Un panel de trois juges, divisé, de la cour d’appel fédérale du district de Columbia a suspendu sa décision jusqu’au 3 août pour donner à Biden plus de temps pour envisager un nouvel appel.
Une cour fédérale d'appel a rejeté la tentative de l'ancien président américain Joe Biden de bloquer la publication d'enregistrements audio et de transcriptions d'entretiens qu'il a accordés à un prête-plume chargé de rédiger ses mémoires avant son élection à la présidence.
Dans une décision rendue lundi soir par deux voix contre une, la formation a estimé qu'il existait un intérêt public « substantiel » à la divulgation des documents que Biden souhaite garder confidentiels, tout en soulignant que des coupes dans les enregistrements contribueraient à protéger sa vie privée.
« Nous concluons que toute atteinte résiduelle à la vie privée qui résulterait de la divulgation des documents désormais expurgés ne l’emporte probablement pas sur l’intérêt public à leur communication », indique la décision.
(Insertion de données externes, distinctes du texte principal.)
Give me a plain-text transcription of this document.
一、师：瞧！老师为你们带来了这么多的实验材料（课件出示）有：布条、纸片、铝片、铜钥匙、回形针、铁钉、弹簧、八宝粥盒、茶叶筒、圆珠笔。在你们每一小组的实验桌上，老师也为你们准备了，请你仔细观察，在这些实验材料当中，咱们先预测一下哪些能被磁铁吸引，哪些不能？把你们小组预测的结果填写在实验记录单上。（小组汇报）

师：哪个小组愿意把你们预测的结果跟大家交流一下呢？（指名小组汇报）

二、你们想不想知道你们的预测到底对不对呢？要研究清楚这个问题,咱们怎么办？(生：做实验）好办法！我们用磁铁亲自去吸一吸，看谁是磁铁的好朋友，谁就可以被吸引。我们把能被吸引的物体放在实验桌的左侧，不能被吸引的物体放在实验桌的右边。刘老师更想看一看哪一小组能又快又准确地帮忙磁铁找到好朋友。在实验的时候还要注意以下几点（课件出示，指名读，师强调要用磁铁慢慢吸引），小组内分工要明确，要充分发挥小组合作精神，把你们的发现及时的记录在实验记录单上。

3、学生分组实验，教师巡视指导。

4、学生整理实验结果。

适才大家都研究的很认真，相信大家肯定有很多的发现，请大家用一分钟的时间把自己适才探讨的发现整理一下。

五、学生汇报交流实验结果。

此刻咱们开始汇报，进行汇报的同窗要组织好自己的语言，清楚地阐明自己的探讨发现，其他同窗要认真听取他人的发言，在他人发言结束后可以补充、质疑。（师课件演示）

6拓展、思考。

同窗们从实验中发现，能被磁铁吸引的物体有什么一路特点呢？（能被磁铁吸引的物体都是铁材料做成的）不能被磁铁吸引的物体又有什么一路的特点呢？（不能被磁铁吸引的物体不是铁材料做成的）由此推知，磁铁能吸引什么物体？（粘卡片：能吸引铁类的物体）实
Les enregistrements sont issus d’entretiens menés par Mark Zwonitzer au domicile de Biden en 2016 et 2017, alors qu’ils travaillaient sur ses livres. Les avocats de Biden soutiennent que ces conversations étaient franches, personnelles et destinées à rester privées.
Les enregistrements ont été récupérés par le procureur spécial Robert Hur, qui a enquêté sur la gestion par Biden de documents confidentiels datant de son mandat de sénateur du Delaware et de son poste de vice-président de Barack Obama.
Les républicains au Congrès ont réclamé ces documents après que Hur a renoncé à engager des poursuites contre le président en exercice.
La juge Florence Pan, nommée par Biden, a rédigé une opinion dissidente en estimant que l’ancien président dispose d’un « intérêt important en matière de vie privée » pour maintenir ces documents secrets.
« Les conversations en cause se sont déroulées au domicile de Biden, et leurs enregistrements ont été obtenus par le gouvernement dans le cadre d’une enquête pénale qui n’a débouché sur aucune inculpation », écrit-elle.
Biden avait intenté une action en justice pour empêcher le département de la Justice de l’administration Trump de transmettre les enregistrements au Congrès et au think tank conservateur Heritage Foundation, mais il a fait appel après que la juge fédérale Dabney Friedrich a jugé, en juin, que l’intérêt public attaché à ces documents l’emportait sur son droit à la vie privée.
Dans son opinion dissidente, Pan estime que la décision de la majorité ouvre de facto la voie à la diffusion immédiate des enregistrements, rendant l’affaire « sans objet ».